The Nashua branch is the offspring of the original Hidden Pig in Haverhill, Massachusetts. This one opened in February in the building that was renovated several years ago by the owners of the late, great Riverside Barbecue. There are no exterior signs yet, except for what look like temporary ones in the front windows, so it’s a bit hard to spot. I only happened to notice it because I was stopped out front at a traffic light one recent morning.
The space is L-shaped, with the densely tabled dining room extending to the back of the building and the bar area along the front windows to the right.
The dining area was nearly full when we arrived for our 7 p.m. Saturday reservation, but the hostess offered us the choice of sitting at the bar or waiting for a table to open up. We opted for the bar, which actually made for more efficient ordering.
We ordered a couple of beers (Rockingham Brewing’s The Hidden Pig IPA) while we studied the menu, which is an intriguing combination of influences with a little Southern, a little barbecue, and plenty of bacon and maple thrown in for flavor. Selections include a dozen starters (with bacon everywhere), burgers and sandwiches, with smaller selections of mac & cheese, salads and “bowls & plates.” Not surprisingly, at a place named for porkers, there aren’t a lot of vegetarian options available.
We started by sharing an order of Burnt Pork Ends ($16) from the starters section — and that’s where we got our first taste of decadence.

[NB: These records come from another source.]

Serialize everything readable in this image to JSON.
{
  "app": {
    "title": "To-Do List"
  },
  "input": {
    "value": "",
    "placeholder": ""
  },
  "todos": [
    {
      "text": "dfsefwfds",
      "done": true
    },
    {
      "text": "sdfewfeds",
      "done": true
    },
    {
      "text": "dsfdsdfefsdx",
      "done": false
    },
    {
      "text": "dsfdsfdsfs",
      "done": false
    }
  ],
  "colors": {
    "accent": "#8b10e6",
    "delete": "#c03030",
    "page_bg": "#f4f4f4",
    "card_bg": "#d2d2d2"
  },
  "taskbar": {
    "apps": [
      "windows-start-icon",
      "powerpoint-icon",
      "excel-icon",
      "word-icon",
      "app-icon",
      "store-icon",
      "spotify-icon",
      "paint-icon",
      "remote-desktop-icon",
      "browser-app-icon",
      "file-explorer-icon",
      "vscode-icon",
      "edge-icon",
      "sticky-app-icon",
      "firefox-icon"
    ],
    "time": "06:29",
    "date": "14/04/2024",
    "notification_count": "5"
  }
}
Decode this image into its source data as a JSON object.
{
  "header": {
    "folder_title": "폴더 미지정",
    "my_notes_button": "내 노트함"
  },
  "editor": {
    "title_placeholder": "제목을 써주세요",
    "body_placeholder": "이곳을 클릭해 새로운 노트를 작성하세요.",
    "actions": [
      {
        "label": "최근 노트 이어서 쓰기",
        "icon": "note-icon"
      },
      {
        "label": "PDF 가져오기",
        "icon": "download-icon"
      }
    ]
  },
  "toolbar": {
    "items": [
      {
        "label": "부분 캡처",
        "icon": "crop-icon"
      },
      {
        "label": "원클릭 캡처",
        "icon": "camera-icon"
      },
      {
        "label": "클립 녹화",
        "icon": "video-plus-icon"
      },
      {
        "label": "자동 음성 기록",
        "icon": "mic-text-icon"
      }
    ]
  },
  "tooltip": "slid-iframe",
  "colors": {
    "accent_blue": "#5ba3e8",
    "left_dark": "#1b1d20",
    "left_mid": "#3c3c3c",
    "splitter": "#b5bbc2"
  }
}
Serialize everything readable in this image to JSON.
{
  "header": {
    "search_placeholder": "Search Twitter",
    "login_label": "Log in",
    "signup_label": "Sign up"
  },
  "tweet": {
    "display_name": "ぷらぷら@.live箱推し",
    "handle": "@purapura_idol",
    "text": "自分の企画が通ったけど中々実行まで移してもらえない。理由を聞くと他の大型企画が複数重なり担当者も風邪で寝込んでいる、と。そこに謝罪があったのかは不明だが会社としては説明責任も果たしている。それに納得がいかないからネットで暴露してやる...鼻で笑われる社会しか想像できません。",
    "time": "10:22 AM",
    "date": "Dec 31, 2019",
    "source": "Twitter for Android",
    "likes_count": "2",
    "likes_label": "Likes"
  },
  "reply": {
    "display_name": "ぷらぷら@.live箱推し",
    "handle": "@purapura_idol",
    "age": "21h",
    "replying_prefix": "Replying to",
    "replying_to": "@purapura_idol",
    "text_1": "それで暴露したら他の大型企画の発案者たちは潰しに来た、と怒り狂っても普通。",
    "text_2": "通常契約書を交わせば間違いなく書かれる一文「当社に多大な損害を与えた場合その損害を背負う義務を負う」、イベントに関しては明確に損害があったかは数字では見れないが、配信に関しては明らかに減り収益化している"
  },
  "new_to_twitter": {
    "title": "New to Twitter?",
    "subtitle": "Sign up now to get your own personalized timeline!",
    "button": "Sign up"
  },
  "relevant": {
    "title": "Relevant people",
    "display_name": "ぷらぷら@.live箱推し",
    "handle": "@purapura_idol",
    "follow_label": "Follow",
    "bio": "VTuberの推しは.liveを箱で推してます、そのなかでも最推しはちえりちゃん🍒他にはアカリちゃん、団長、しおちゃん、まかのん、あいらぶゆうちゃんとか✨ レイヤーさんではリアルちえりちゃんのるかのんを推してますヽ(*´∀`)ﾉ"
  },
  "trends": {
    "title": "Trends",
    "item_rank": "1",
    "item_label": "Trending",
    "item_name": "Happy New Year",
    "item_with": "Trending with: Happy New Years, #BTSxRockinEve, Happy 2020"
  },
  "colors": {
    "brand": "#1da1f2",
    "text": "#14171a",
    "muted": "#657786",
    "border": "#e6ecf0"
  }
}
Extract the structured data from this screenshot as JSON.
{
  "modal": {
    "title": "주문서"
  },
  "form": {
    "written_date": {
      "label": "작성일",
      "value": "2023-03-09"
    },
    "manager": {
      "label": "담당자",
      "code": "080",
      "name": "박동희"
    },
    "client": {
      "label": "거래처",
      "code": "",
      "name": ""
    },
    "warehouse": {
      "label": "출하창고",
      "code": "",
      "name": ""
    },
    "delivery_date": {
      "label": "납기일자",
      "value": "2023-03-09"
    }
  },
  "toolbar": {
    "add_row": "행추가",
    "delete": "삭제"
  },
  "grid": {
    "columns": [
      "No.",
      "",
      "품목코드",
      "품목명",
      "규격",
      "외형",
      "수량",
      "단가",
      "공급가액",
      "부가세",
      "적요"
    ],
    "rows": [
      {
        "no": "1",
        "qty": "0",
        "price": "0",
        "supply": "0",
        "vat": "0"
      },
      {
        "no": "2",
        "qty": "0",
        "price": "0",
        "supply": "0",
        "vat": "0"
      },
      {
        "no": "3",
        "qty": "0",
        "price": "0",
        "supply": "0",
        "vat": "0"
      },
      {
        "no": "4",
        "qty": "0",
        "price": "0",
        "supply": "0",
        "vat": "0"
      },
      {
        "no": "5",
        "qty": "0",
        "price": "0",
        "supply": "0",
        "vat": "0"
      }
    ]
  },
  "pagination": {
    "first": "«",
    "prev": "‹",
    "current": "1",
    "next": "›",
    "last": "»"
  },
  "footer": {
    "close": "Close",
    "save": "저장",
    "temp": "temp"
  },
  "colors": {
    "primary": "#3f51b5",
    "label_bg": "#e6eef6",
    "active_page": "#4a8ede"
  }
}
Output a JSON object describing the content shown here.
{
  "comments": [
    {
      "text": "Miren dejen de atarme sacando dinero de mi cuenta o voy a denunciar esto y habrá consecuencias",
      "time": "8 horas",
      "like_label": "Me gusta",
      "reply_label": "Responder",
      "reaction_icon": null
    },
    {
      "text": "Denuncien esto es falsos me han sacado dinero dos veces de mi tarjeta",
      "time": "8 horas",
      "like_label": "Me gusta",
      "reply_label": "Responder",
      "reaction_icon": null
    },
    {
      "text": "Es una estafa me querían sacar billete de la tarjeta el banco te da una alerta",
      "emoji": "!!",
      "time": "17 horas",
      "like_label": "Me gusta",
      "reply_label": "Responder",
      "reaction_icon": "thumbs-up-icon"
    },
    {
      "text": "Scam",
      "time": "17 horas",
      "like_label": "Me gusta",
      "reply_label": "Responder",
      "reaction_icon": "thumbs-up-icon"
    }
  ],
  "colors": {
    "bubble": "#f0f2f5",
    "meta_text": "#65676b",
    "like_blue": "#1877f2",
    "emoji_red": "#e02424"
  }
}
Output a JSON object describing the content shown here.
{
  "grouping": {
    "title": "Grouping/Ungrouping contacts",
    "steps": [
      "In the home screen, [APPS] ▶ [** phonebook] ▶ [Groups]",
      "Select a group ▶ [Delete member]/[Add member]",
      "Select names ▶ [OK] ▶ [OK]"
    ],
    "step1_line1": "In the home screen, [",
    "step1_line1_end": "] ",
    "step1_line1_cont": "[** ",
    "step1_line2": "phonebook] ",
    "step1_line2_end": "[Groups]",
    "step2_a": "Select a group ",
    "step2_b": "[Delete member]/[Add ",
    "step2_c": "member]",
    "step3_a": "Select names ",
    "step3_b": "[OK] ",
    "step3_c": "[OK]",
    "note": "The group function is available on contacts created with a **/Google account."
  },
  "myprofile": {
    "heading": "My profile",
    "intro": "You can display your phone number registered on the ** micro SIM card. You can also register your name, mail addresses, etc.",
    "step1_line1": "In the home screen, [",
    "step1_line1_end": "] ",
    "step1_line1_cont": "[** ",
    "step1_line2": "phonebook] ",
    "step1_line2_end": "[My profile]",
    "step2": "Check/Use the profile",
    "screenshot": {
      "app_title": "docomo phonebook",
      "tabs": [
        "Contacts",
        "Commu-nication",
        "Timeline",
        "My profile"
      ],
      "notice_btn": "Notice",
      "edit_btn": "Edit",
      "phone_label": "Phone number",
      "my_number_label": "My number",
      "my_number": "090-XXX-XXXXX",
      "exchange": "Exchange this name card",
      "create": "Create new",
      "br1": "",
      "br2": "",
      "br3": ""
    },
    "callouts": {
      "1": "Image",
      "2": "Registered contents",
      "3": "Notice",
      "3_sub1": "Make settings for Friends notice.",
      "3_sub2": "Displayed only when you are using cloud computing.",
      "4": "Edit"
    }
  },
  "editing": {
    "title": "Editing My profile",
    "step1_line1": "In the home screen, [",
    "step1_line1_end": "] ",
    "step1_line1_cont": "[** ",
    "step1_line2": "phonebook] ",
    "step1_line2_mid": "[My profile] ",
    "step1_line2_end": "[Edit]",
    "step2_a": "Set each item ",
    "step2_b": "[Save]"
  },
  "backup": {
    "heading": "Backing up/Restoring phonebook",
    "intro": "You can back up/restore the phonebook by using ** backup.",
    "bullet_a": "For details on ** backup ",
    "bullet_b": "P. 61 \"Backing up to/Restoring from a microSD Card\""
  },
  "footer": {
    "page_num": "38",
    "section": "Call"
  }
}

Each of the four 2-inch cubes perfectly charred pork belly easily separated into two halves revealing a thin layer of tasty fat, which made for a moist, savory couple of bites. Tossed in a maple bourbon sauce and sprinkled with bacon bits, these tidbits made one of the best appetizers we’ve had in a long time.
For her entree, Mrs. Gourmet went with Three Little Piggies ($16) — a mixed trio of tacos, featuring pulled pork, bacon and chicken (not sure how that one qualifies as a piggie), served in corn tortillas with lime crema, guacamole and pico de gallo. Mrs. G destroyed the pulled pork taco before the burnt ends caught up with her and she started to feel full. So she gave the other two her best effort, and ended up taking half of each home and enjoyed them for lunch the next day. Her assessment? Excellent, but not quite decadent.
The next taste of decadence was my Chicken & Waffles ($21). I’ve had this dish a few times, and I’ve never quite seen the attraction. But the menu description at the Hidden Pig convinced me to give it another shot, and I was glad I did. The “bacon bits waffle” was slightly sweet, perhaps thanks to the maple-bacon butter. The chicken — two breast cutlets — was perfectly cooked, moist and tender with a slight crunch. On top of the pile was a slice of bacon (surprise!) and a sunny-side-up egg, whose just-runny-enough consistency added just enough moisture to blend all the parts together.
This dish was so good that I never touched the maple syrup and gravy that were served on the side. Like Mrs. G, I took half home for lunch the next day.
The final taste of decadence came with dessert: two doughnuts, which we ordered to take home. Four varieties are on the menu: Oreo, maple bacon glazed, Reese’s and blueberry. At two for $8, we ordered an Oreo and a maple bacon. The Oreo was good, but the maple-bacon glazed was sweet, salty, slightly gooey perfection.
Service at the bar was very efficient, and our food arrived quickly. Our tab came to $82, so the value factor was reasonable. But we would have been happy paying more for the food — we couldn’t stop talking about how much we enjoyed all of it.
As more people check it out and word spreads, even without a big sign out front, The Hidden Pig won’t stay hidden for long.